Look for incorrect information on your mortgage documents
Incorrect, misspelled or missing information is a huge problem during the closing process that could delay it. It is important to check over all documents and information prior to closing. Correct all information as soon as you notice it is not correct. Finding out information is not as it should be at closing could delay the process for days.
So, stay connected with your resources and sort out all of the little things as they come – don’t wait until the end!
Things to double-check on your mortgage paperwork include: loan amounts, down payment amounts, interest rates, name spelling, social security numbers, previous addresses, employer information etc.
Do not change jobs, become “self employed” or quit your job
Doing this is a sure way to prolong the process of purchasing a home. Underwriters require you to provide a month’s worth of paystubs during the process of buying a house. Therefore, if you change your employment and/or income you will need to provide another month’s worth of paystubs which could lead closing to be pushed back more than six weeks.
If you become self employed, commission based or a contract employee that gets paid by 1099, you may need a 2 year history to prove your income. Changing to self employment will surely delay your loan closing.
Stay with your current employment and income throughout the entire process of purchasing your home.
Managing your Bank Accounts wisely
Do not do anything that could dramatically change what you have in your savings and checking accounts including: transferring large amounts of making large deposits into your bank accounts or making large purchases.
Just because you have to money in your account doesn’t mean you can afford to spend it. If your underwriting approval is based on your current statement balance, spending money by making large purchases could delay your loan closing.

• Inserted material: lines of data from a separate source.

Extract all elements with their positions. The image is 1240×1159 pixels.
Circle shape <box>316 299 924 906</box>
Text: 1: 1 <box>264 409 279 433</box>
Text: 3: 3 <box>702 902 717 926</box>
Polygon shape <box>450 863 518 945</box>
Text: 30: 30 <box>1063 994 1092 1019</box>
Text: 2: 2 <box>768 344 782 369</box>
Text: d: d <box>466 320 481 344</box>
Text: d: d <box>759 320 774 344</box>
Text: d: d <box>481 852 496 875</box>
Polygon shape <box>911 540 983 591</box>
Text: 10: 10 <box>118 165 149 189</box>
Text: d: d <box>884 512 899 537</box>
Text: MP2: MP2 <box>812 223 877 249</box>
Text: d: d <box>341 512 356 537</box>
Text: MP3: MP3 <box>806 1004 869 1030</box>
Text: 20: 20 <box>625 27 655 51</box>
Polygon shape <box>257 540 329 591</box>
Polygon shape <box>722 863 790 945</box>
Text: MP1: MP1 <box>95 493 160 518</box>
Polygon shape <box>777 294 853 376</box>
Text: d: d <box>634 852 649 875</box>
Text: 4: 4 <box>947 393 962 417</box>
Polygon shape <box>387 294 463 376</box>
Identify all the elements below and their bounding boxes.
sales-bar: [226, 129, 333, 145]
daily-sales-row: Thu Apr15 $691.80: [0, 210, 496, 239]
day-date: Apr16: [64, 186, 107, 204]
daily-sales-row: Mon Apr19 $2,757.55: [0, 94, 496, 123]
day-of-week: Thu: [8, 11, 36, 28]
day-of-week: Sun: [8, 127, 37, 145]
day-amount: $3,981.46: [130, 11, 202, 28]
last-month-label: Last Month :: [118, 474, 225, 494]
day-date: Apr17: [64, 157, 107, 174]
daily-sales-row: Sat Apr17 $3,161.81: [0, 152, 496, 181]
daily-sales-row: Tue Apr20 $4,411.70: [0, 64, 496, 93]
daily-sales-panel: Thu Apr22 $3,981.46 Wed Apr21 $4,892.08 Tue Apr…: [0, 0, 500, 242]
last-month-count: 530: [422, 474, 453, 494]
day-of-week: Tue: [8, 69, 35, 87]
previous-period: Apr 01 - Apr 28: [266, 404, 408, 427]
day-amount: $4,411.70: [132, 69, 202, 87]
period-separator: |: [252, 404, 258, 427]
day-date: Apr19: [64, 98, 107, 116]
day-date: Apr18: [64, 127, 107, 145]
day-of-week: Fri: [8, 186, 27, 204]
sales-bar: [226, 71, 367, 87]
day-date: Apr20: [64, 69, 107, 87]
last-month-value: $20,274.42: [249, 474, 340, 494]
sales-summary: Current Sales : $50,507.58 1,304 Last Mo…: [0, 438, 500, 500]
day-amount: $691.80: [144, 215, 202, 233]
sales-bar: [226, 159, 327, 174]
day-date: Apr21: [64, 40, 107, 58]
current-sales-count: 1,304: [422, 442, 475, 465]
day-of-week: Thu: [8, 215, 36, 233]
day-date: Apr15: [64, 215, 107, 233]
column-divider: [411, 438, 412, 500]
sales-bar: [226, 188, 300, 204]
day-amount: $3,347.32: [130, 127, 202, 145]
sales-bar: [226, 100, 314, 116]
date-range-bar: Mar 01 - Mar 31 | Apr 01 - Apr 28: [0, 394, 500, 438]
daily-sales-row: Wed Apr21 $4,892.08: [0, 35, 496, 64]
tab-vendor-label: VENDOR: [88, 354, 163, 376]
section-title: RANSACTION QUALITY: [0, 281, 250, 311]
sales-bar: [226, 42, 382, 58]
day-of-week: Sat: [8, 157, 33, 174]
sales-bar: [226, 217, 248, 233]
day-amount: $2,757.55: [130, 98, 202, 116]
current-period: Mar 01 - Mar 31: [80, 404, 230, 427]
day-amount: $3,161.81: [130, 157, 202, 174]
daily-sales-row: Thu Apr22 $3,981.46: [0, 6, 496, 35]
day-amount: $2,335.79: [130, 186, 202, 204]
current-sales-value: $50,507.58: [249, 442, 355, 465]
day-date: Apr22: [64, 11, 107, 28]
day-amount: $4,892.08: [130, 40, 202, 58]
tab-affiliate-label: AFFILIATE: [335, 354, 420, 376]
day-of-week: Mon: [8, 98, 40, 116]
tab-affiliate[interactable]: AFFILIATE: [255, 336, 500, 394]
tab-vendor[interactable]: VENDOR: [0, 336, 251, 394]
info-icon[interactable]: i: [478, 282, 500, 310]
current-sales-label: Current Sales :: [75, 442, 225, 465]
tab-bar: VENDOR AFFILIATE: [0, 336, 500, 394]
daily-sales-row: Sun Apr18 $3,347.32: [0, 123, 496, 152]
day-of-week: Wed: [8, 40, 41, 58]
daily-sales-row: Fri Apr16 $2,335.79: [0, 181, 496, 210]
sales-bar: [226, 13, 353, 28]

How much you have saved is a big deal to lenders. It tells them that you have enough for a down payment and that you will be able to pay your monthly mortgage payments. Changing the assets in your savings and checking accounts could change their minds about you and your financial situation.
When large amounts of money are transferred or deposited a red flag goes up that is often seen by lenders. This leads them to wonder if you have recently taken out an additional loan (or cosigned a loan) that they are unaware of – is your debt larger than what they thought?
If you are getting a gift for your down payment or closing costs, be sure to speak with your mortgage loan officer about the process that needs to be followed to use these funds. You will need to fully document the source of the funds and provide a letter stating that no repayment is required.
Try your hardest to keep your bank account relatively the same throughout the process and speak with your loan officer before you make adjustments.
Do not jeopardize your credit score
Keep your credit score the same as it was when you were approved for the mortgage. If it changes it could change your approval status and your eligibility for the mortgage.
Do not take out more debt during this process!
So, try your hardest to keep your credit card balance(s) at a minimum – don’t max them out. Don’t take out addition loans or cosign loans. Don’t take out new credit cards and do not close old ones. And of course, pay your bills on time.
Most Importantly – DO NOT GIVE UP!
There are many hills (some feel like mountains) to climb and many bumps avoid during the closing process. It is stressful and sometimes frightening but don’t get scared! Keep chugging along! If you are unsure of what is going on ASK! Your loan officer will gladly explain exactly what you need to do to have a smooth closing.
There is light at the end of the tunnel – becoming a homeowner is part of the american dream!